Moldova’s largely pro-Russian opposition, in turn, has accused PAS of planning fraud.

Voters in the country of 2.4 million – one of Europe’s poorest – have expressed frustration over economic hardship, as well as scepticism over the push to gain EU membership, launched after Moscow’s 2022 invasion of Ukraine.

A loss for PAS – which gained a majority in the last parliamentary elections – could throw up hurdles in the push towards EU integration.

At a PAS rally through the capital on Friday, people shouted “We want to be in Europe” and “My country is not for sale”.
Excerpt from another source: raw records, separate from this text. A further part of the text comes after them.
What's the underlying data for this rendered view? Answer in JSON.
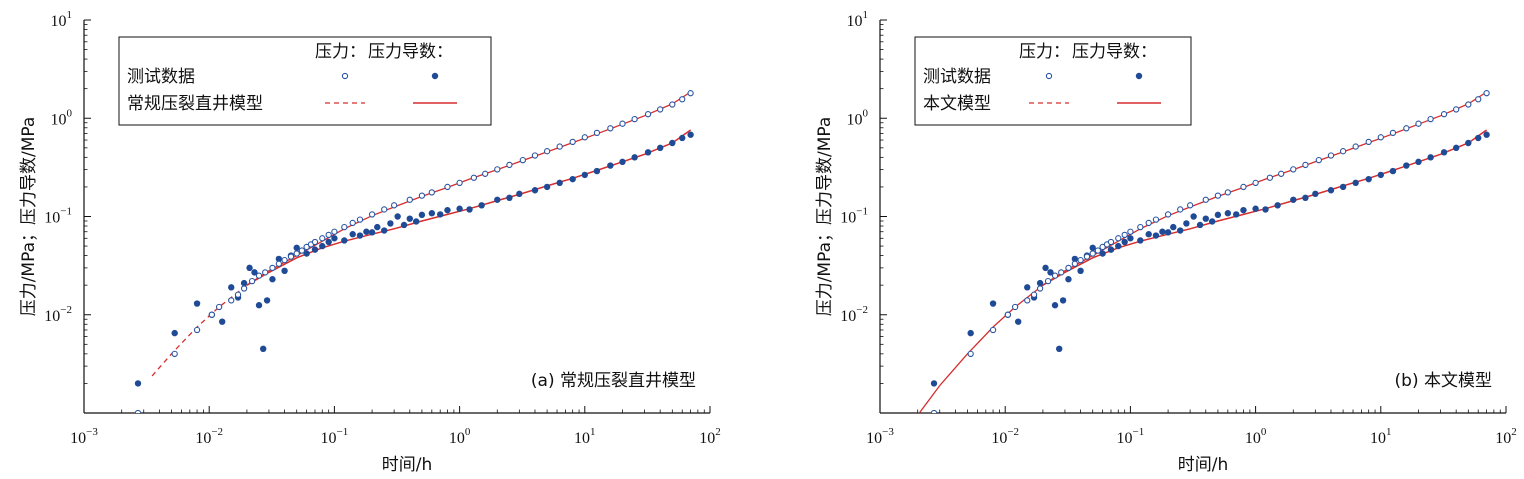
{
  "colors": {
    "open_marker": "#2a55a3",
    "filled_marker": "#1f4a96",
    "model_line": "#d62d2d",
    "axis": "#111111"
  },
  "chart_data": [
    {
      "type": "scatter",
      "panel_label": "(a) 常规压裂直井模型",
      "xlabel": "时间/h",
      "ylabel": "压力/MPa；压力导数/MPa",
      "xscale": "log",
      "yscale": "log",
      "xlim": [
        0.001,
        100
      ],
      "ylim": [
        0.001,
        10
      ],
      "x_ticks": [
        {
          "base": "10",
          "exp": "−3"
        },
        {
          "base": "10",
          "exp": "−2"
        },
        {
          "base": "10",
          "exp": "−1"
        },
        {
          "base": "10",
          "exp": "0"
        },
        {
          "base": "10",
          "exp": "1"
        },
        {
          "base": "10",
          "exp": "2"
        }
      ],
      "y_ticks": [
        {
          "base": "10",
          "exp": "−2"
        },
        {
          "base": "10",
          "exp": "−1"
        },
        {
          "base": "10",
          "exp": "0"
        },
        {
          "base": "10",
          "exp": "1"
        }
      ],
      "legend": {
        "placement": "top-left",
        "header_pressure": "压力：",
        "header_derivative": "压力导数：",
        "row_data": "测试数据",
        "row_model": "常规压裂直井模型"
      },
      "model_style": "dashed_pressure_solid_derivative",
      "model_pressure_start": 0.0035
    },
    {
      "type": "scatter",
      "panel_label": "(b) 本文模型",
      "xlabel": "时间/h",
      "ylabel": "压力/MPa；压力导数/MPa",
      "xscale": "log",
      "yscale": "log",
      "xlim": [
        0.001,
        100
      ],
      "ylim": [
        0.001,
        10
      ],
      "x_ticks": [
        {
          "base": "10",
          "exp": "−3"
        },
        {
          "base": "10",
          "exp": "−2"
        },
        {
          "base": "10",
          "exp": "−1"
        },
        {
          "base": "10",
          "exp": "0"
        },
        {
          "base": "10",
          "exp": "1"
        },
        {
          "base": "10",
          "exp": "2"
        }
      ],
      "y_ticks": [
        {
          "base": "10",
          "exp": "−2"
        },
        {
          "base": "10",
          "exp": "−1"
        },
        {
          "base": "10",
          "exp": "0"
        },
        {
          "base": "10",
          "exp": "1"
        }
      ],
      "legend": {
        "placement": "top-left",
        "header_pressure": "压力：",
        "header_derivative": "压力导数：",
        "row_data": "测试数据",
        "row_model": "本文模型"
      },
      "model_style": "dashed_pressure_solid_derivative",
      "model_pressure_start": 0.002
    }
  ],
  "measured_pressure": [
    [
      0.0027,
      0.001
    ],
    [
      0.0053,
      0.004
    ],
    [
      0.008,
      0.007
    ],
    [
      0.0105,
      0.01
    ],
    [
      0.012,
      0.012
    ],
    [
      0.015,
      0.014
    ],
    [
      0.017,
      0.016
    ],
    [
      0.019,
      0.0185
    ],
    [
      0.022,
      0.022
    ],
    [
      0.025,
      0.025
    ],
    [
      0.028,
      0.027
    ],
    [
      0.032,
      0.03
    ],
    [
      0.036,
      0.033
    ],
    [
      0.04,
      0.036
    ],
    [
      0.045,
      0.039
    ],
    [
      0.05,
      0.042
    ],
    [
      0.055,
      0.045
    ],
    [
      0.06,
      0.049
    ],
    [
      0.065,
      0.052
    ],
    [
      0.07,
      0.055
    ],
    [
      0.08,
      0.06
    ],
    [
      0.09,
      0.065
    ],
    [
      0.1,
      0.07
    ],
    [
      0.12,
      0.078
    ],
    [
      0.14,
      0.086
    ],
    [
      0.16,
      0.093
    ],
    [
      0.2,
      0.105
    ],
    [
      0.25,
      0.118
    ],
    [
      0.3,
      0.13
    ],
    [
      0.4,
      0.148
    ],
    [
      0.5,
      0.163
    ],
    [
      0.6,
      0.176
    ],
    [
      0.8,
      0.2
    ],
    [
      1.0,
      0.22
    ],
    [
      1.3,
      0.248
    ],
    [
      1.6,
      0.272
    ],
    [
      2.0,
      0.302
    ],
    [
      2.5,
      0.335
    ],
    [
      3.2,
      0.375
    ],
    [
      4.0,
      0.418
    ],
    [
      5.0,
      0.462
    ],
    [
      6.3,
      0.515
    ],
    [
      8.0,
      0.575
    ],
    [
      10,
      0.64
    ],
    [
      12.5,
      0.71
    ],
    [
      16,
      0.79
    ],
    [
      20,
      0.88
    ],
    [
      25,
      0.98
    ],
    [
      32,
      1.1
    ],
    [
      40,
      1.23
    ],
    [
      50,
      1.38
    ],
    [
      60,
      1.56
    ],
    [
      70,
      1.8
    ]
  ],
  "measured_derivative": [
    [
      0.0027,
      0.002
    ],
    [
      0.0053,
      0.0065
    ],
    [
      0.008,
      0.013
    ],
    [
      0.0105,
      0.01
    ],
    [
      0.0127,
      0.0085
    ],
    [
      0.015,
      0.019
    ],
    [
      0.017,
      0.015
    ],
    [
      0.019,
      0.021
    ],
    [
      0.021,
      0.03
    ],
    [
      0.023,
      0.027
    ],
    [
      0.025,
      0.0125
    ],
    [
      0.027,
      0.0045
    ],
    [
      0.029,
      0.014
    ],
    [
      0.032,
      0.023
    ],
    [
      0.036,
      0.037
    ],
    [
      0.04,
      0.028
    ],
    [
      0.045,
      0.04
    ],
    [
      0.05,
      0.048
    ],
    [
      0.06,
      0.042
    ],
    [
      0.07,
      0.046
    ],
    [
      0.08,
      0.05
    ],
    [
      0.09,
      0.055
    ],
    [
      0.1,
      0.06
    ],
    [
      0.12,
      0.057
    ],
    [
      0.14,
      0.066
    ],
    [
      0.16,
      0.064
    ],
    [
      0.18,
      0.07
    ],
    [
      0.2,
      0.069
    ],
    [
      0.22,
      0.078
    ],
    [
      0.25,
      0.072
    ],
    [
      0.28,
      0.085
    ],
    [
      0.32,
      0.1
    ],
    [
      0.36,
      0.082
    ],
    [
      0.4,
      0.095
    ],
    [
      0.45,
      0.089
    ],
    [
      0.5,
      0.104
    ],
    [
      0.6,
      0.108
    ],
    [
      0.7,
      0.105
    ],
    [
      0.8,
      0.116
    ],
    [
      1.0,
      0.12
    ],
    [
      1.2,
      0.118
    ],
    [
      1.5,
      0.13
    ],
    [
      2.0,
      0.148
    ],
    [
      2.5,
      0.155
    ],
    [
      3.0,
      0.17
    ],
    [
      4.0,
      0.185
    ],
    [
      5.0,
      0.2
    ],
    [
      6.3,
      0.22
    ],
    [
      8.0,
      0.24
    ],
    [
      10,
      0.265
    ],
    [
      12.5,
      0.29
    ],
    [
      16,
      0.33
    ],
    [
      20,
      0.36
    ],
    [
      25,
      0.4
    ],
    [
      32,
      0.45
    ],
    [
      40,
      0.5
    ],
    [
      50,
      0.56
    ],
    [
      60,
      0.63
    ],
    [
      70,
      0.68
    ]
  ],
  "model_pressure": [
    [
      0.002,
      0.00095
    ],
    [
      0.003,
      0.0019
    ],
    [
      0.005,
      0.004
    ],
    [
      0.008,
      0.0075
    ],
    [
      0.012,
      0.012
    ],
    [
      0.02,
      0.02
    ],
    [
      0.03,
      0.028
    ],
    [
      0.05,
      0.04
    ],
    [
      0.08,
      0.056
    ],
    [
      0.12,
      0.075
    ],
    [
      0.2,
      0.102
    ],
    [
      0.3,
      0.125
    ],
    [
      0.5,
      0.16
    ],
    [
      0.8,
      0.198
    ],
    [
      1.2,
      0.24
    ],
    [
      2.0,
      0.3
    ],
    [
      3.0,
      0.36
    ],
    [
      5.0,
      0.455
    ],
    [
      8.0,
      0.565
    ],
    [
      12,
      0.68
    ],
    [
      20,
      0.87
    ],
    [
      30,
      1.06
    ],
    [
      50,
      1.4
    ],
    [
      70,
      1.85
    ]
  ],
  "model_derivative": [
    [
      0.02,
      0.02
    ],
    [
      0.03,
      0.027
    ],
    [
      0.05,
      0.038
    ],
    [
      0.08,
      0.048
    ],
    [
      0.12,
      0.056
    ],
    [
      0.2,
      0.066
    ],
    [
      0.3,
      0.075
    ],
    [
      0.5,
      0.09
    ],
    [
      0.8,
      0.105
    ],
    [
      1.2,
      0.12
    ],
    [
      2.0,
      0.145
    ],
    [
      3.0,
      0.168
    ],
    [
      5.0,
      0.205
    ],
    [
      8.0,
      0.245
    ],
    [
      12,
      0.29
    ],
    [
      20,
      0.36
    ],
    [
      30,
      0.43
    ],
    [
      50,
      0.56
    ],
    [
      70,
      0.76
    ]
  ]
}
In the lead-up to the vote, prosecutors carried out hundreds of searches related to what the government says are “electoral corruption” and “destabilisation attempts”, and have made dozens of arrests.

On Friday, the electoral commission excluded two pro-Russian parties from the race over financing irregularities. The opposition has slammed the decisions.

The government has accused the Kremlin of spending hundreds of millions of euros in “dirty money” to interfere in the campaign.

“It’s the biggest effort, and these are the most important elections since the Republic of Moldova became independent” in 1991, Recean told AFP at the PAS rally on Friday.

Foreign interference and threats of stirring up unrest are “the most significant risks”, according to Igor Botan, the head of Moldovan thinktank Adept.

“We didn’t have such phenomena before in our electoral campaigns,” he said.

Turnout will be decisive – especially in the large and powerful diaspora, which tends to vote PAS, and in the breakaway region of Transnistria, which leans pro-Russian, analysts say.

Approximately 20 political parties and independent candidates are running for the 101 parliamentary seats.

The former president Igor Dodon of the Socialists, one of the leaders of the pro-Russian opposition, said he was “convinced the opposition will have a majority”.

On foreign policy, he said he would “continue discussions, negotiations with the EU, but we will also re-establish relations with the Russian Federation”.

“Moldova is ruled at the moment by a dictatorial regime, which under the EU cover violates democratic norms,” he said, in turn accusing “the west” of interference and PAS of trying to steal the vote.

Botan said the result is “very difficult to predict”.

“Post-election negotiations to form an alliance [to govern] are highly likely, and here too, things are unclear,” he said.